Our devotion for the Third Sunday after the Epiphany focuses on the reading from Jonah and comes from LifeLight: Obadiah/Jonah/Micah—Leaders Guide.
Jonah 3:1–5, 10
1 Corinthians 7:29–35
Read the propers for today on lutherancalendar.org.
Like Jonah, we can be reluctant and unwilling to extend God’s love and forgiveness to our neighbors who sin against us. We are all too easily tempted to hold grudges or seek revenge rather than share the saving message of the Gospel. Yet the Word of the Lord works in even the hardest of hearts, bringing us to repentance in order that more and more might be saved and come to the knowledge of the truth.
(V. 1) “The word of the LORD came to Jonah.” But notice that this time the passage begins with “Then” instead of “Now,” while adding, “the second time.” God is starting over with Jonah by starting in the same way. Everything Jonah did before this didn’t change a thing. God still wanted him at Nineveh; the job was the same. On the one hand, this may seem frustrating. On the other hand, we all love a do-over, a fresh chance for success. Seeing God do just that for Jonah should teach us something about our moments of failure, our place in God’s grand plan. He still calls us. He still uses us for His purposes. The text goes on to repeat God’s command, (v. 2) “Arise, go to Nineveh, that great city.” God’s commission remained the same. What changed was Jonah’s response. This time, instead of reading (1:3) “But Jonah rose to flee,” we read, (3:3) “So Jonah arose and went to Nineveh.” He picked himself up off the beach, since now he had come to realize that one cannot undo God’s plans.
As will soon become evident, however, Jonah remained an unwilling missionary (ch. 4)—if not in his actions, at least in his attitude. He carried out his mission, but not with hopes of accomplishing it. So Jonah proclaimed to the city, (3:4) “Yet forty days, and Nineveh shall be overthrown!” No doubt this is but a summary of his message. Yet even in this brief synopsis, we see both Law—“shall be overthrown”—and Gospel—“forty days.” God was giving the city a time of grace, a time to turn.
As was the case with the sailors, Jonah’s preaching bore surprising fruit: (v. 5) “And the people of Nineveh believed God.” The Word of God is powerful in and of itself; it does not depend on the attitude or motivation of the people who proclaim it. . . . How reassuring it is to know that the effectiveness of the Word does not depend on the perfection of the messenger! The power of God’s Word comes from the holy and omnipotent God and not from the person delivering the message. . . .
Of course, we want to have a willing and ready heart when it comes to doing the Lord’s work. And how do we get that? Through that very same Word! Jonah had seemed to forget that the word he preached to others—repentance—also applied to himself. Can that happen to us? Yes, it can. That’s why we need to apply God’s Word to ourselves as well as share it with others.

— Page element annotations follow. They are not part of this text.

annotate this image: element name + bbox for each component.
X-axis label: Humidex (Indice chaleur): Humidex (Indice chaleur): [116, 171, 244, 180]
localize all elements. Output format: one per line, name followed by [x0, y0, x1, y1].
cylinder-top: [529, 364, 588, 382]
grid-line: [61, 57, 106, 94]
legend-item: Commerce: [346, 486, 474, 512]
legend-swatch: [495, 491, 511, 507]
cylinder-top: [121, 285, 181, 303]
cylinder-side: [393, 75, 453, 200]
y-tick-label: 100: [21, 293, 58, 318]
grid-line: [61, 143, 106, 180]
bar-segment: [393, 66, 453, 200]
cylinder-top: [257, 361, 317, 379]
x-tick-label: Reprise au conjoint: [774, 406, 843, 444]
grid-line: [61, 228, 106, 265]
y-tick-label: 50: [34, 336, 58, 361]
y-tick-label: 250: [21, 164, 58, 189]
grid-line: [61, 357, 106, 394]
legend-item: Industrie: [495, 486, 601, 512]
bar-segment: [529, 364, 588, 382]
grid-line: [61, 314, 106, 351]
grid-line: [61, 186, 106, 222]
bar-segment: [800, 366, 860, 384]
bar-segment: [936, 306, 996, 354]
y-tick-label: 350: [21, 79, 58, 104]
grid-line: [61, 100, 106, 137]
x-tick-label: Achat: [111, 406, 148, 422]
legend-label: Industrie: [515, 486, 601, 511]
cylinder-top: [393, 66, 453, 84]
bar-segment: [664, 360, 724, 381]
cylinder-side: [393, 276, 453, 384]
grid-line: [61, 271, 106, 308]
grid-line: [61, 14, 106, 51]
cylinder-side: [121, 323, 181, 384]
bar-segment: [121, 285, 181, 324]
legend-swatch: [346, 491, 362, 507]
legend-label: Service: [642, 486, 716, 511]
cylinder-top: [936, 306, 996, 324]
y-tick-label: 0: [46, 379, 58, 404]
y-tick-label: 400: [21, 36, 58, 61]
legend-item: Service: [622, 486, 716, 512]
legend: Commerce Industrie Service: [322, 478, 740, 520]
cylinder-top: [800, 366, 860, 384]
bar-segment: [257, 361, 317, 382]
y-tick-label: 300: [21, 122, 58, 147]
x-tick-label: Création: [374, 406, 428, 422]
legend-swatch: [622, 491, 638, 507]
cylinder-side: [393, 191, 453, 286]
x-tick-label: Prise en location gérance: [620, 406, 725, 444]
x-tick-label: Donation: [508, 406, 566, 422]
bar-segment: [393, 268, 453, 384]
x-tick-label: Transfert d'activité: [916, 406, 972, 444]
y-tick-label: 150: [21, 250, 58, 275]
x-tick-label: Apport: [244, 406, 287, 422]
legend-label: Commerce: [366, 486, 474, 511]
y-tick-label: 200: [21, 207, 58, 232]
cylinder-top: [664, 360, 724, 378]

The text in Jonah 3 makes a point of the greatness of ancient Nineveh, (v. 3) “an exceedingly great city, three days journey in breadth.” Its population has been estimated as perhaps half a million people. But the expression “exceedingly great” may well suggest more than size, as it can also be rendered “important to God.” Nineveh was a great city both in size and in the eyes of God. Although filled with idolaters, Nineveh mattered to the Lord, for God is “not wishing that any should perish, but that all should reach repentance” (2 Peter 3:9). God desires to reach out to all with the message of salvation.